Here's an entertaining read- might be of some value to you.
It's a different critter- but who knows----- http://www.diychatroom.com/f51/i-may-have-raccoon-my-fireplace-chimney-181978/


----------



## bbo (Feb 28, 2010)

one way door ( but not with babies involved)


----------



## ChuckF. (Aug 25, 2013)

md2lgyk said:


> There is a void space in my attic where a couple of squirrels have taken up residence. The space is inaccessible except for a small opening where they are getting in. I can easily block the opening, but am concerned I may trap one of the critters inside when I do. What can I do to reliably lure them out? I know the odds are good they'll be out and about in the afternoon, but would prefer to be a bit more certain.


It's always better to first eliminate the method they are using to get on the roof. That probably means trees too close to the house, or gutter downspouts they can climb up. Then patch the hole, otherwise they will just chew a new hole. They have good teeth and all the time in the world.


----------



## md2lgyk (Jan 6, 2009)

ChuckF. said:


> It's always better to first eliminate the method they are using to get on the roof.
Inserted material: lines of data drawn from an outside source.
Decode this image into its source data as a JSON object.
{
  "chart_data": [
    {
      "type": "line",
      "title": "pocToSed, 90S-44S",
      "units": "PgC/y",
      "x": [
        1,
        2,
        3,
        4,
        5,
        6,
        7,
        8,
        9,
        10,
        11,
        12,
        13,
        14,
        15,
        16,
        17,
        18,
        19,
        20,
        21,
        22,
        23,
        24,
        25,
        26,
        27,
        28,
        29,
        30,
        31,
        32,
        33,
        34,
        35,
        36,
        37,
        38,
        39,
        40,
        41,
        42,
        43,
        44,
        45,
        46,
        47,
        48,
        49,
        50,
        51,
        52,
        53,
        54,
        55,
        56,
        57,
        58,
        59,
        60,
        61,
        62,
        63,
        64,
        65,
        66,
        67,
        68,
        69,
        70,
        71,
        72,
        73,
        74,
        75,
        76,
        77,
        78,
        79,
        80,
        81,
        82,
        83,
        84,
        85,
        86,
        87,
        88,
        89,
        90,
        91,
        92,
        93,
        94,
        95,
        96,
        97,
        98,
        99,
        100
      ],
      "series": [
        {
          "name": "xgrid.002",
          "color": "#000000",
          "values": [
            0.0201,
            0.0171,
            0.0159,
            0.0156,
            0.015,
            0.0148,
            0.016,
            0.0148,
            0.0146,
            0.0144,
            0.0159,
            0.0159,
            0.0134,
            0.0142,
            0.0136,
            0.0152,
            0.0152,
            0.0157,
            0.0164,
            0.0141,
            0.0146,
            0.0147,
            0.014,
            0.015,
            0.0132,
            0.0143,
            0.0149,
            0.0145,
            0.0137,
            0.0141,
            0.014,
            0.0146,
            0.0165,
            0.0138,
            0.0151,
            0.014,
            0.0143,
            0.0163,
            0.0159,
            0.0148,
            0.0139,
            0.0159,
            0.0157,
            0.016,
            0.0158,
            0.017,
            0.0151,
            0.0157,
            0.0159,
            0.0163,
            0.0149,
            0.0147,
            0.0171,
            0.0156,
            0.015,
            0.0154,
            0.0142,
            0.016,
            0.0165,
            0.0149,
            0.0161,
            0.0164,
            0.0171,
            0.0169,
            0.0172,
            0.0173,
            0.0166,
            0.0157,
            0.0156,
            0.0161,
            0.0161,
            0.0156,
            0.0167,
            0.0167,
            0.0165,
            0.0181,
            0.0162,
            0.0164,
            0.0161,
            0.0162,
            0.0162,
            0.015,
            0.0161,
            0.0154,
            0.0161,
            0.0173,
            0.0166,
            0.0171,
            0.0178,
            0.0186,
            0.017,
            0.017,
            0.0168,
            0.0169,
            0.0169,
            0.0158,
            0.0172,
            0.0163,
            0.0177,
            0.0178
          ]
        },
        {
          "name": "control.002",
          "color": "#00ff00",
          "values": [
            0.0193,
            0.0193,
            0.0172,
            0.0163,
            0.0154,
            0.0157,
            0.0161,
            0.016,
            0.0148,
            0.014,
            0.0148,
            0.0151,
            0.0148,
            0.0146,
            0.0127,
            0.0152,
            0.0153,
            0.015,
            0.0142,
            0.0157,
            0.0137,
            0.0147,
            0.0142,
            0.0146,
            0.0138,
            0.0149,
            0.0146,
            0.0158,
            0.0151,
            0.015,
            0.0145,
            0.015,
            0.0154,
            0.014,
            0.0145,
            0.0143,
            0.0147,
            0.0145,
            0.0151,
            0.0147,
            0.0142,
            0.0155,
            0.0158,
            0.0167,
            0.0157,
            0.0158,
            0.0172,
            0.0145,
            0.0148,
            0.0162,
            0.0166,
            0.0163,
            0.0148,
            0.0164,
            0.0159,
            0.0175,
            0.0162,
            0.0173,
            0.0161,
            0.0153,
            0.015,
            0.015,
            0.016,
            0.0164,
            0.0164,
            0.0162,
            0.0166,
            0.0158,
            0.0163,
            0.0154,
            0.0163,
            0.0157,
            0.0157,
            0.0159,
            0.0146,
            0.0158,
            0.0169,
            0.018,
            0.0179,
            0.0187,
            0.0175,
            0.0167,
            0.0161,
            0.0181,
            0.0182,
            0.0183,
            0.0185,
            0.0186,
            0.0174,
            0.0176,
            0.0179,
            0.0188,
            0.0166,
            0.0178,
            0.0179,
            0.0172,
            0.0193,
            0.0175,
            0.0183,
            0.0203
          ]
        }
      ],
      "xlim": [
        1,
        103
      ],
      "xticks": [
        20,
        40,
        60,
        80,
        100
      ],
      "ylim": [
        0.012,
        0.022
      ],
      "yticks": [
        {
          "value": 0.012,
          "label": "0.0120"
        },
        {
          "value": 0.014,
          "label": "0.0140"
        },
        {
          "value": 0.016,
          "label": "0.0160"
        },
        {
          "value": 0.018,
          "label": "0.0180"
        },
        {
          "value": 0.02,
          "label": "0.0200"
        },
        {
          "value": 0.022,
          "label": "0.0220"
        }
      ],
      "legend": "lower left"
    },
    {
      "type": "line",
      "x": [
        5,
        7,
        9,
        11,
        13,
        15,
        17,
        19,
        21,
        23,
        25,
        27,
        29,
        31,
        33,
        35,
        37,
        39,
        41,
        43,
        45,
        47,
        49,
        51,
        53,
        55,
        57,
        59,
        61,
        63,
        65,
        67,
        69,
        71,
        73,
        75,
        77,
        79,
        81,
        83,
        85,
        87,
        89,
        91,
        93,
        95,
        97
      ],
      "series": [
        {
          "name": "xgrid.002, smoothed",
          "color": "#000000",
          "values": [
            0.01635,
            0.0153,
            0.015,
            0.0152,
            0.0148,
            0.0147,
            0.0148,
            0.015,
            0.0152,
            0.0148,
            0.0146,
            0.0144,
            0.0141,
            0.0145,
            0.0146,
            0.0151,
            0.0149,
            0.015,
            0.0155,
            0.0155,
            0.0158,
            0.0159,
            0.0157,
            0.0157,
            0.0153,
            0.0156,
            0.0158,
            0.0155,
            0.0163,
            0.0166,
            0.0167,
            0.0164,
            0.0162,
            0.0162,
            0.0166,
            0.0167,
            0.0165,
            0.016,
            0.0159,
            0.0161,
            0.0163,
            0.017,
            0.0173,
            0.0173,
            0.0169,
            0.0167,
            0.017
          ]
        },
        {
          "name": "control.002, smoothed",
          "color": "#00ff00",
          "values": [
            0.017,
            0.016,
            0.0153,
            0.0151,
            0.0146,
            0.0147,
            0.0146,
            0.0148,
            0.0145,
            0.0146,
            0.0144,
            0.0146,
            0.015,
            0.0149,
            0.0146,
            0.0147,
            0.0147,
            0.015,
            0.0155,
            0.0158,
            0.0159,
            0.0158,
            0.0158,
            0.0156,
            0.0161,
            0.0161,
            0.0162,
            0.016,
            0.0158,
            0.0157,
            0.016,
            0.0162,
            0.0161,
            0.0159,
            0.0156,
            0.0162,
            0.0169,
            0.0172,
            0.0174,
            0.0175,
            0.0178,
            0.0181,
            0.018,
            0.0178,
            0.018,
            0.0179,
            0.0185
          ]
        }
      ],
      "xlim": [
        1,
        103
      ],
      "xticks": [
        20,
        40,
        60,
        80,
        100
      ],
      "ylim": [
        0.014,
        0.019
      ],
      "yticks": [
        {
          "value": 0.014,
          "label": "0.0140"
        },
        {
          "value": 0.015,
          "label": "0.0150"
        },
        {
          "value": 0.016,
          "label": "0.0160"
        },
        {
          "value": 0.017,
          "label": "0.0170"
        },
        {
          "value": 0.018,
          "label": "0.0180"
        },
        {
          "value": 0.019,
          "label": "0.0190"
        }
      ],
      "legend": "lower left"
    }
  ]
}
That probably means trees too close to the house, or gutter downspouts they can climb up. Then patch the hole, otherwise they will just chew a new hole. They have good teeth and all the time in the world.


Eliminating the access method would be difficult. I have a log house, and they simply climb up the side of it (I've watched them do it). I could probably use some sort of guard like what is used on birdhouse poles, but that would be ugly.

An earlier poster mentioned some "industrial strength" chemical to repel them, but neglected to mention what it is. Do you have any idea? Ammonia, perhaps?


----------



## SeniorSitizen (Sep 10, 2012)

After you've determined how to block access, shoot the entrance with a potassium bicarbonate fire extinguisher. They will be fine after coming out for a breath of fresh air and it's doubtful there are young in there at this time of year but will possibly be in late winter.


----------



## noquacks (Jun 5, 2010)

md2lgyk said:


> Industrial strength what??


oops, sorry- 10% ammonia. thinking faster than I can type.......


----------



## Jacke (Jan 31, 2016)

There are extractors (not sure of the actual name). This is placed on the entry point and allow the squirrel to leave but not re-enter (made for going out only). Since squirrels go out in the A.M. in search of food, the contraption should be left on for about 4 days just to make sure the rodent is out. Then galvanized steel mesh is put over the entry point as squirrels can't chew through this (as of now!!). Good Luck


----------